Gok’s sweet and sour chicken however was a triumph. Its simple and fresh while still satisfying that take away craving. I also already had the majority of ingredients required; brown sugar, ketchup, vinegar, soy sauce and tinned pineapple. You can get the recipe online here, and there is even a video of him cooking it with Holly and Phil, though do be warned that the trio spend the first few minutes pissing themselves at some sort of half inuendo, like seemingly every cooking segment on This Morning.

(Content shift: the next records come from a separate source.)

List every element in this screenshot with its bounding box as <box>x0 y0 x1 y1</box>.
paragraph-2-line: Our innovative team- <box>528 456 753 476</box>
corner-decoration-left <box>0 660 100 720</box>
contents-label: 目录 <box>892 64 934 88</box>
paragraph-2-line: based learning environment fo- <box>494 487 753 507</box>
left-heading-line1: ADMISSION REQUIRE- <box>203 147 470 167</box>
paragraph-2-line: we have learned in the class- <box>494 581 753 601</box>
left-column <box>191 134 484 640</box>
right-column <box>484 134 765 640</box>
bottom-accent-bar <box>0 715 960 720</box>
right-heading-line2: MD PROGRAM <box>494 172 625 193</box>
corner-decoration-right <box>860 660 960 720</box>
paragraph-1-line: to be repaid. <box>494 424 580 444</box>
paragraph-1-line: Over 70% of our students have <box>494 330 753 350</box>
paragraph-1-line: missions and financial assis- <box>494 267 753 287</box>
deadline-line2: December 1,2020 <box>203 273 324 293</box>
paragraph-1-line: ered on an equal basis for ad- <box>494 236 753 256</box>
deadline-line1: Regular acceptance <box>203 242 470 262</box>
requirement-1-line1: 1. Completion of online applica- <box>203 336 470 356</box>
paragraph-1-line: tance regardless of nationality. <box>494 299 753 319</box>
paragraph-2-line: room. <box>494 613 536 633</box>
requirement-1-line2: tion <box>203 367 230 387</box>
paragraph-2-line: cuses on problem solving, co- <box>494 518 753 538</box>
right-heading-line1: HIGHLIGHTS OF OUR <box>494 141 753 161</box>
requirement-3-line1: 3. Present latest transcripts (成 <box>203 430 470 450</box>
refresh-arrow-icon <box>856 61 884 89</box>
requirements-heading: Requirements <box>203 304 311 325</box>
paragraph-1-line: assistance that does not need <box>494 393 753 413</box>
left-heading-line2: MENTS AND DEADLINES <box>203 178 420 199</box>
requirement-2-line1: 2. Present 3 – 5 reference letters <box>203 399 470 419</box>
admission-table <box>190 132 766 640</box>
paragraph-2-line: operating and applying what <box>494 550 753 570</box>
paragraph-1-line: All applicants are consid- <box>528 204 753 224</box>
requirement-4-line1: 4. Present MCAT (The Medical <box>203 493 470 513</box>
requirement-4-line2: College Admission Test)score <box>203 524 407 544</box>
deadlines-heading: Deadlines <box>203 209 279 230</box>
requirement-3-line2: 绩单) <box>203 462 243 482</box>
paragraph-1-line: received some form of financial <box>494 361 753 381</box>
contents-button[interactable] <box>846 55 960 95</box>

The next week I was tasked with preparing nine meals for individuals and bought an extra-large pan for a sausage stew. You can use lots of different veg, a choice of beans and almost any type of sausage. I opted for onion, carrot and red peppers to make a rich hearty base when combined with paprika and a little rosemary and garlic. I went for Cannelli beans and Asda own brand Lincolnshire sausages – you needn’t buy anything fancy. Add a couple of cans of chopped tomatoes to cook your ingredients in and always add some stock too. Cook on a low heat for an hour max, adding some sugar to bring out flavour in the tomatoes. A scattering of fresh parsley will finish it off nicely if you have it to hand. When my containers of sausage stew with sweet potato mash were stacked up on the kitchen worktop, I felt I could send them off having done my best. However, once out in the world, I had no control over what the reaction might be. I imagined a recipient opening that container, curling their nose and and exclaiming “Ugh, yuck – beans!” And I say that with the knowledge that a few years ago that person would have been me.